I heard them speak to each other, a mere murmur of sound; then another voice reached my ears clearly.

"We have a strong grass rope, Madame, which will safely bear your weight. The risk will not be great. I have made a noose, and will lower it."

I reached it with my hand, but felt a doubt as my fingers clasped it.

"'Tis very small, Monsieur."

"But strong enough for double your weight, as 'twas Indian woven. Put foot in the noose, and hold tight. There are two of us holding it above."

The memory of the depth below frightened me, yet I crept forth on the narrow sill, clinging desperately to the taut rope, until I felt my foot safely pressed into the noose, which tightened firmly about it.

"Now," I said, barely able to make my lips speak. "I am ready."

"Then swing clear, Madame; we'll hold you safe."

I doubt if it was a full minute in which I swung out over that gulf amid the black night. My heart seemed to stop beating, and I retained no sense other than to cling desperately to the swaying cord which alone held me from being dashed to death on the jagged rocks below. Inch by inch they drew me up, the continuous jerks yielding a sickening sensation, but the distance was so short, I could scarcely realize the full danger, before De Artigny grasped me with his hands, and drew me in beside him on the roof. I stood upon my feet, trembling from excitement, yet encouraged in my purpose, by his first words of welcome.

"Adele," he exclaimed, forgetful of the presence of his comrade. "Surely you had serious cause for joining us here."

"Am I welcome, Monsieur?"

"Can you doubt? Yet surely it was not merely to say farewell that you assumed such risk?"

"No, Monsieur, it was not to say farewell. I would accompany you in your flight. Do not start like that at my words; I cannot see your face--perhaps if I could I should lose courage. I have made my choice, Monsieur. I will not remain the slave of M. Cassion. Whether for good or evil I give you my faith."

"You--you," his hands grasped mine. "You mean you will go with me into exile, into the woods?"

"Yes, Monsieur."

"But do you realize what it all means? I am a fugitive, a hunted man; never again can I venture within French civilization. I must live among savages. No, no, Adele, the sacrifice is too great. I cannot accept of it."

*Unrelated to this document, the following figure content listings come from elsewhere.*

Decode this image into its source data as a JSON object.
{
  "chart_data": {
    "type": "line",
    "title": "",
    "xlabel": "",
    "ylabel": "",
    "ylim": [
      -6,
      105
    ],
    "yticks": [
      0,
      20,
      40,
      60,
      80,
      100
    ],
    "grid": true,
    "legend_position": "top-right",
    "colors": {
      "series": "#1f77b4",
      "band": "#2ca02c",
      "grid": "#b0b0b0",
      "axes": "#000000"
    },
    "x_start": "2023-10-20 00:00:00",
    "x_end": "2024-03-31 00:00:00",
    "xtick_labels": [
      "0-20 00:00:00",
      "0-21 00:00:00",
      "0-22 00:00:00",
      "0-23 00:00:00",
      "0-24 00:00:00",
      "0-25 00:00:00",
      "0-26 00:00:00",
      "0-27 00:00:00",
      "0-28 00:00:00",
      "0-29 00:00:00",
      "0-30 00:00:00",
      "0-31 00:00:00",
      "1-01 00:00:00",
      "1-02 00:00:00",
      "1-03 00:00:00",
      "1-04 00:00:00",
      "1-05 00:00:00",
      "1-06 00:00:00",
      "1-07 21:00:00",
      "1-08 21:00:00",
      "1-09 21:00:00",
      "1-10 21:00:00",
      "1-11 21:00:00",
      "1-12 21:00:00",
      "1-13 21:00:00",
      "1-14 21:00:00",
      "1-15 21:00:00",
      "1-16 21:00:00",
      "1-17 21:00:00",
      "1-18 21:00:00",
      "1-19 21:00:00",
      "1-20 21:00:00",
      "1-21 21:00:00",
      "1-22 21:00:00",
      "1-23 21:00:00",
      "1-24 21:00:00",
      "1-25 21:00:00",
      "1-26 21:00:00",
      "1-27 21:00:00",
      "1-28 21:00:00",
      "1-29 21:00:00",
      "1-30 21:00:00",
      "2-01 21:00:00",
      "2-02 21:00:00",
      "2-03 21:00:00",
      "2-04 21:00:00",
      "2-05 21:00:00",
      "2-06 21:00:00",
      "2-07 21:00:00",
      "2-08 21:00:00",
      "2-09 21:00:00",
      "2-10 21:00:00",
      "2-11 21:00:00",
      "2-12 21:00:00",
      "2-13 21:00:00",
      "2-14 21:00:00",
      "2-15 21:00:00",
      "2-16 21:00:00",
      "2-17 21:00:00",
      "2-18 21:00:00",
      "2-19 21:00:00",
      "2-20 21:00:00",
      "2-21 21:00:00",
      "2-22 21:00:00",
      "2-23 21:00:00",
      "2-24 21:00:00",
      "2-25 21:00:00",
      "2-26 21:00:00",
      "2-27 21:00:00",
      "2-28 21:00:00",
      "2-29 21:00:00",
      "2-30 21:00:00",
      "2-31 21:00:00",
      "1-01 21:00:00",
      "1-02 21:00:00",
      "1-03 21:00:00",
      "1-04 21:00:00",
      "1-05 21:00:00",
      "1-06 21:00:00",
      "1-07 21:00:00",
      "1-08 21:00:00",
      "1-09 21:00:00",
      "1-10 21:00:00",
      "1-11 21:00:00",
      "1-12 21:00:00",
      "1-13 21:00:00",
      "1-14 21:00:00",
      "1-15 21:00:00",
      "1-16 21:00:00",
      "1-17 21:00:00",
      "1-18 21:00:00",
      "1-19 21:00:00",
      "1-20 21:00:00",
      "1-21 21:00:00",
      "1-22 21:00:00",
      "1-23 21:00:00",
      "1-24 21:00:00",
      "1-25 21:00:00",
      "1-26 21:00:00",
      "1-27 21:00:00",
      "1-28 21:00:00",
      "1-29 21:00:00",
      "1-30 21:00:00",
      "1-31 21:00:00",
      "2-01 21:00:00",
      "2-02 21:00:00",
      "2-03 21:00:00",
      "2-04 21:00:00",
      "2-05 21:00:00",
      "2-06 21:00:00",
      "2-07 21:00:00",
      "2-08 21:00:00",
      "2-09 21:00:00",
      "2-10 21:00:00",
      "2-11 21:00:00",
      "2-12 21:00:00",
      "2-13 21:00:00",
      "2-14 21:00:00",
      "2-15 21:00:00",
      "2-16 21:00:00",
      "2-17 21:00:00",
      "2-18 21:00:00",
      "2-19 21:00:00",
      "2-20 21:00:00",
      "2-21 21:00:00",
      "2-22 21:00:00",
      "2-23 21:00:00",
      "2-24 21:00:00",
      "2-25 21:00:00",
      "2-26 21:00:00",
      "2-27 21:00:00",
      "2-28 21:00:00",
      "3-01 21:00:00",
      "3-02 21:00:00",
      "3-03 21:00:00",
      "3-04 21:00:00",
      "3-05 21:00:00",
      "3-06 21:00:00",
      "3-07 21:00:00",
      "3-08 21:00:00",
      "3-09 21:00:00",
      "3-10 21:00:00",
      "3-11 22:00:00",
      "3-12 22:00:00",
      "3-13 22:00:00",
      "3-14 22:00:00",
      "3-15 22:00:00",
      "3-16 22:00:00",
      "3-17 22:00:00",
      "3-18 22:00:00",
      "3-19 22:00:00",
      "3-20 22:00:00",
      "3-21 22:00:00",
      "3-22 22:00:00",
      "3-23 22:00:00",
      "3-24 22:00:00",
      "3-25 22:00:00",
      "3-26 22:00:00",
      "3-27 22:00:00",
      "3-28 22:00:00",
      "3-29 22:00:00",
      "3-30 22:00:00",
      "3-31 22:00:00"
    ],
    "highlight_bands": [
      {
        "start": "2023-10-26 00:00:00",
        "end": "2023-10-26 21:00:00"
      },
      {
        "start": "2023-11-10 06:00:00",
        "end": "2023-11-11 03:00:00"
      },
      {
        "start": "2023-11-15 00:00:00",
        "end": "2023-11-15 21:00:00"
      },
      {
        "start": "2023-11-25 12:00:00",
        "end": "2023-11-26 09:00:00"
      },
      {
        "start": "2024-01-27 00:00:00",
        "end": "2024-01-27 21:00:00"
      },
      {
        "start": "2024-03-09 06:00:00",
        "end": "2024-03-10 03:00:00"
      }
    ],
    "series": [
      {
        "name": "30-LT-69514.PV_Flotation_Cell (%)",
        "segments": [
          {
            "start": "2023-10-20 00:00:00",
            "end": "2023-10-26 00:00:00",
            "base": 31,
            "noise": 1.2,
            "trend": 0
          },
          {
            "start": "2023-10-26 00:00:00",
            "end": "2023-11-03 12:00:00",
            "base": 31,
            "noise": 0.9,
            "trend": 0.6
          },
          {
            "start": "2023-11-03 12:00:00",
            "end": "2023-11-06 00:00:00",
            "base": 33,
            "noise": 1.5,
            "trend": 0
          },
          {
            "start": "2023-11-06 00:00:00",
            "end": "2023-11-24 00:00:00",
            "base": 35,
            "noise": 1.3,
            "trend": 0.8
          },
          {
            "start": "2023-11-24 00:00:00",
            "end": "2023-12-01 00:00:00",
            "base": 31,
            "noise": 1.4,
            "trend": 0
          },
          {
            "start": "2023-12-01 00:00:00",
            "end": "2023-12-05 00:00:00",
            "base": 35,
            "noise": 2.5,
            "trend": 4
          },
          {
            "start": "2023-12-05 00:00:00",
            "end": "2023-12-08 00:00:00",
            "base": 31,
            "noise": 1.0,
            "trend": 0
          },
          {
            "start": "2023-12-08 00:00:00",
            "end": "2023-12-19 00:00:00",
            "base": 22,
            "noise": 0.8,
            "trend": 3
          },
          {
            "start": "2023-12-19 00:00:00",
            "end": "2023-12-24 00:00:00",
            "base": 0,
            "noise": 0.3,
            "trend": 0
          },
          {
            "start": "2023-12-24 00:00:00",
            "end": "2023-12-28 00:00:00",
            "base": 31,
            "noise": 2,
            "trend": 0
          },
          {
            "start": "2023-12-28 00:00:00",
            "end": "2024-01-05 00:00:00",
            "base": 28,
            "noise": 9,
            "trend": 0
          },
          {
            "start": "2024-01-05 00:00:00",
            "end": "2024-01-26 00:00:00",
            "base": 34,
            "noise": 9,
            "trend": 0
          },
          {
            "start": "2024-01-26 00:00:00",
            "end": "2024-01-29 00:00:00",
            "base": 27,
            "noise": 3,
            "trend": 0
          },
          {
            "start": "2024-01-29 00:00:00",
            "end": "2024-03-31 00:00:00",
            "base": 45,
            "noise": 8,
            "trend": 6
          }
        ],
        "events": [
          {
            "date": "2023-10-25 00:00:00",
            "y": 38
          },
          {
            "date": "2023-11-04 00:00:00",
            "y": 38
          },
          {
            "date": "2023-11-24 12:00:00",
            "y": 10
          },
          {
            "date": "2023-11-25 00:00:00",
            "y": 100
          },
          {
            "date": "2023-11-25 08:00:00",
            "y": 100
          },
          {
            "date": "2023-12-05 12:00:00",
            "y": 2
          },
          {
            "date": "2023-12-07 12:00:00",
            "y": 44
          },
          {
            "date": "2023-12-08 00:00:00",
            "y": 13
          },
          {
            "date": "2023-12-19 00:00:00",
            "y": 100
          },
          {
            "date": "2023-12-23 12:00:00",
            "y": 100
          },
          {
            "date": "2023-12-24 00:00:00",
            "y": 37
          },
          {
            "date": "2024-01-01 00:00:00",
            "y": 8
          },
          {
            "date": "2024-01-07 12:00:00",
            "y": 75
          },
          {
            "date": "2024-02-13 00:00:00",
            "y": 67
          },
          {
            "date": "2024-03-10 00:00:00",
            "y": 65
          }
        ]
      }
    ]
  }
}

"Do you love me, Monsieur?"

"Mon Dieu--yes."

"Then there is no sacrifice. My heart would break here. God! Would you doom me to live out my life with that brute--that murderer? I am a young woman, a mere girl, and this is my one chance to save myself from hell. I am not afraid of the woods, of exile, of anything, so I am with you. I would rather die than go to him--to confess him husband."

"The lady is right, Rene," Boisrondet said earnestly. "You must think of her as well as yourself."

"Think of her! Mon Dieu, of whom else do I think. Adele, do you mean your words? Would you give up all for me?"

"Yes, Monsieur."

"But do you know what your choice means?"

I stood before him, brave in the darkness.

"Monsieur I have faced it all. I know; the choice is made--will you take me?"

Then I was in his strong arms, and for the first time, his lips met mine.